Yum China’s profit in the second quarter fell 26 per cent to US$132 million, but was an improvement over the first quarter. Same-store sales dropped 11 per cent in the second quarter, with double-digit declines at both of its KFC and Pizza Hut locations.

Consumption remained restrained in China this summer, even as other parts of the world’s second-largest economy picked up as lockdowns eased.
China’s industrial production, a measurement of manufacturing and mining output, grew for the fourth-straight month in July, but retail sales contracted by 1.1 per cent, worse than expected, according to the most recent data from the National Bureau of Statistics (NAB). Imports also fell by 1.4 per cent in July.

R.J. Hottovy, a sector strategist at Morningstar, said 2021 is likely to be a “strong recovery year” at Yum China, with low-double-digit growth in same-store sales and restaurant margins returning to the mid-teens despite planned investments in technology and its supply chain.

“Despite uneven results the past several years, we still have conviction in the longer-term unit growth story for Yum China,” Hottovy said in a research report.

At the same time, rising tensions between Washington and Beijing and regulatory changes in Hong Kong have prompted US-listed Chinese firms to consider secondary listings closer to home, as well as take-private deals.

A group of top US regulators recommended in August that Chinese companies and other foreign issuers who fail to provide access to their audit working papers for oversight be delisted from American bourses by January 2022.

The US State Department also asked American colleges and universities to divest their holdings in Chinese companies, warning of the potential for “wholesale delisting”.

Hong Kong has benefited from the uncertain geopolitical environment, attracting a number of high-profile secondary listings from returning Chinese firms, as well as a dual IPO of Ant Group, the operator of Alipay, in the city and Shanghai.

Ant is an affiliate of Alibaba Group Holding, which itself raised US$12.9 billion in a secondary listing in Hong Kong in November. Alibaba is the parent company of the South China Morning Post.

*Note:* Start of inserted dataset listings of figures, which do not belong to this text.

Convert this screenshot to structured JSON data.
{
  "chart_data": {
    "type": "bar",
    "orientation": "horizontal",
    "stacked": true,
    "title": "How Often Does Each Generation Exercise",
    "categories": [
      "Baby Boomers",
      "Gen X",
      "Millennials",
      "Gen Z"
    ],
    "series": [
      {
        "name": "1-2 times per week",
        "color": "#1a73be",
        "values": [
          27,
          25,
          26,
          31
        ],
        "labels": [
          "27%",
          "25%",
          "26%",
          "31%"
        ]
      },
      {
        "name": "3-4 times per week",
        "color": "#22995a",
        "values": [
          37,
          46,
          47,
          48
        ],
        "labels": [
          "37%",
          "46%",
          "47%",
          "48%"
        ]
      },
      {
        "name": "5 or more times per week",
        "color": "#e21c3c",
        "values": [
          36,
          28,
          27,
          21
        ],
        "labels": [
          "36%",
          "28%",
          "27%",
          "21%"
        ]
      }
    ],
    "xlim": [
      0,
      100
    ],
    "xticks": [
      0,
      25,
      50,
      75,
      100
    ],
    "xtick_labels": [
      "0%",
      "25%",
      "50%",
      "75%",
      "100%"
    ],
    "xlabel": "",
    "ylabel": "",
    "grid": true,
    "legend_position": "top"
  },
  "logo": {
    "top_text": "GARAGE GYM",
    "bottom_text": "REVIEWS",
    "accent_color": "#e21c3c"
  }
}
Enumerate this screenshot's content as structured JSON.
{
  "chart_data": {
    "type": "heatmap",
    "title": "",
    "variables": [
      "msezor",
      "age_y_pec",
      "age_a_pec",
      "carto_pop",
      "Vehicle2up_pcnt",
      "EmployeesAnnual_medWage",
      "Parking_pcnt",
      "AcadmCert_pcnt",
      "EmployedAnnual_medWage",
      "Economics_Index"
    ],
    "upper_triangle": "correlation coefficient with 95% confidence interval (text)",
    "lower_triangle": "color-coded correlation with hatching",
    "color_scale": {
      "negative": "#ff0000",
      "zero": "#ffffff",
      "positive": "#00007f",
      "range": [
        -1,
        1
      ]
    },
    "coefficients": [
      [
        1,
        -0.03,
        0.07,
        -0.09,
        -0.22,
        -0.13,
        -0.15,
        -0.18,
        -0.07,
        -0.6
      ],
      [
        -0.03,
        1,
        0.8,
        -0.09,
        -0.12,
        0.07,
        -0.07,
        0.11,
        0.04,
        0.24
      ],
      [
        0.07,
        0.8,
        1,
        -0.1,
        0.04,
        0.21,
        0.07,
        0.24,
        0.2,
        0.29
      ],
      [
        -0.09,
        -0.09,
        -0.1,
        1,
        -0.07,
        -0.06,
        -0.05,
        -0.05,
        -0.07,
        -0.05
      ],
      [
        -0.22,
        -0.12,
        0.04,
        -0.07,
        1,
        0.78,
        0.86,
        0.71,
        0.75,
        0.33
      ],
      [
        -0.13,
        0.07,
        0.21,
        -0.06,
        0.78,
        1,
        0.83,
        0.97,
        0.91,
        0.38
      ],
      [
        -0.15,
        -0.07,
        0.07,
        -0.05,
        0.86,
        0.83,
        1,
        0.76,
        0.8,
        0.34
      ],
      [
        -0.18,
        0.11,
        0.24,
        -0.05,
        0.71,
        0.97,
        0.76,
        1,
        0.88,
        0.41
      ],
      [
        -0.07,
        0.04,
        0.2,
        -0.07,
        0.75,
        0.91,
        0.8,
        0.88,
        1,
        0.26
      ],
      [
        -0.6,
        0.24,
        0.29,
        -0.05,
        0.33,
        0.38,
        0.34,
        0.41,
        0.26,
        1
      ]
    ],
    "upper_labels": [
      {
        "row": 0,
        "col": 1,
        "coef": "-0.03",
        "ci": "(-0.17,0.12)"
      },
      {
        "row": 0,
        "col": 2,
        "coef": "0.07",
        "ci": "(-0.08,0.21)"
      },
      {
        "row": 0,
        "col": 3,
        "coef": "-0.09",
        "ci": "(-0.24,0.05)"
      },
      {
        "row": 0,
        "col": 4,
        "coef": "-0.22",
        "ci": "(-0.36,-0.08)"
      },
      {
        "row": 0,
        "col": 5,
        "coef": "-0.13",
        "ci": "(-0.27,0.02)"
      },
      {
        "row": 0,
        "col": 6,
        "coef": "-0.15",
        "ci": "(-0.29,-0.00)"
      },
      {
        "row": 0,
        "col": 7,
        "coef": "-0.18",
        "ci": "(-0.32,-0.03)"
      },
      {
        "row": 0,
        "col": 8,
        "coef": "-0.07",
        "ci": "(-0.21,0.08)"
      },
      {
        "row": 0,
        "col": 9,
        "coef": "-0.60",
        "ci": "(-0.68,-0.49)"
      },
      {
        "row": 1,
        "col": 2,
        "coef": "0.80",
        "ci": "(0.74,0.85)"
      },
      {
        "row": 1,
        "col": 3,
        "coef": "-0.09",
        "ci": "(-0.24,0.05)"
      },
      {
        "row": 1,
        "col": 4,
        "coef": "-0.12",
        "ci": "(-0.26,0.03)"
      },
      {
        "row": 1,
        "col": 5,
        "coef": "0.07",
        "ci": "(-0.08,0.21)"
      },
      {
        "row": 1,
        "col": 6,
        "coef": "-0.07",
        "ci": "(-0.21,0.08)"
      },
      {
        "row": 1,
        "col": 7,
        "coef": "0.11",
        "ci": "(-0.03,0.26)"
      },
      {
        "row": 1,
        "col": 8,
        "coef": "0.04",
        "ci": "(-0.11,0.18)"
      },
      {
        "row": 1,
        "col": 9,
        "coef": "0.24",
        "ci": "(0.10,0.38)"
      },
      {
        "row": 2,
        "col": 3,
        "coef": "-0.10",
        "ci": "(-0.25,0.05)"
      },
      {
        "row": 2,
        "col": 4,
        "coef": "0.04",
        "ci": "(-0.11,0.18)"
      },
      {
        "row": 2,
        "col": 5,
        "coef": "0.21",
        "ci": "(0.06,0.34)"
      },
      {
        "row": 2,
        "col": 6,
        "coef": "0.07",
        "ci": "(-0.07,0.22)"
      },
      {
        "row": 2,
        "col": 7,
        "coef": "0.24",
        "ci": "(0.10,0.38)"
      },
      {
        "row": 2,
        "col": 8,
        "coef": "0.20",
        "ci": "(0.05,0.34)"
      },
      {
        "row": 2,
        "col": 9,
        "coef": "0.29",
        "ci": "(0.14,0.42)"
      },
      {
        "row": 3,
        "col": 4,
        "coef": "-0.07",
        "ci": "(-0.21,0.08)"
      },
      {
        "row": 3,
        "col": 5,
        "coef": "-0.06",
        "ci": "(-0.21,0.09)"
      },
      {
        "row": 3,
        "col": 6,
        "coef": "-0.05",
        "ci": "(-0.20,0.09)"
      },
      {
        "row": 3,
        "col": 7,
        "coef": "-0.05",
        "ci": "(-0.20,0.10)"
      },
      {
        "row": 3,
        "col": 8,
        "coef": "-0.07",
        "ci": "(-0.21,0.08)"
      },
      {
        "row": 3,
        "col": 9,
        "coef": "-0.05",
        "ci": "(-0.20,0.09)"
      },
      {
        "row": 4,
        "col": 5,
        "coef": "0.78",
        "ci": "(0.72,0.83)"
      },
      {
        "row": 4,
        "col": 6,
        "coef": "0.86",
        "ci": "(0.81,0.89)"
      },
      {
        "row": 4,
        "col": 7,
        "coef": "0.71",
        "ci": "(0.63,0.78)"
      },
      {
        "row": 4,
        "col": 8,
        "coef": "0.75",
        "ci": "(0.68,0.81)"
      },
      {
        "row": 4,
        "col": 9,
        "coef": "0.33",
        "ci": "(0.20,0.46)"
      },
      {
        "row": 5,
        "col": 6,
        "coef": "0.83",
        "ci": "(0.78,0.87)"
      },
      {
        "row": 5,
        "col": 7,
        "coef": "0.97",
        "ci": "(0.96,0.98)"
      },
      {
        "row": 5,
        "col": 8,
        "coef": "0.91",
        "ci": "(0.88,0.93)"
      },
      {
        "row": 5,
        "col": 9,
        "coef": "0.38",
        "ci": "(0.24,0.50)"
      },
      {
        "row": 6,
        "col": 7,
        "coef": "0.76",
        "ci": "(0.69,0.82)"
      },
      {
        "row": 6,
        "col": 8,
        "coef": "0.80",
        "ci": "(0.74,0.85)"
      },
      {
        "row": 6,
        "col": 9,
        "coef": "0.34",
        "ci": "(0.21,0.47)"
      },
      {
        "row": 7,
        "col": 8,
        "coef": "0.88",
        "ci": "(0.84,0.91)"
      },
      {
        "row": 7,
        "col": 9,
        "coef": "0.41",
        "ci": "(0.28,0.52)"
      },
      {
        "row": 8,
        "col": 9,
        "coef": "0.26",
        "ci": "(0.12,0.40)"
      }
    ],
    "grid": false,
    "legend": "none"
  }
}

“The fact that US is tightening the rules for Chinese companies to be listed in the US, triggered the massive phenomenon of requests for secondary listings in the Hong Kong market,” Jean-Louis Nakamura, chief investment officer for Asia-Pacific at Swiss private bank Lombard Odier and head of its Hong Kong office.

“It has helped the Hong Kong exchange to see its capitalisation to grow by a size that would not be reached without this kind of rhetoric and escalation of the skirmish between the two countries.”

Goldman Sachs, Citigroup, CMB International and UBS are serving as joint global coordinators on the offering.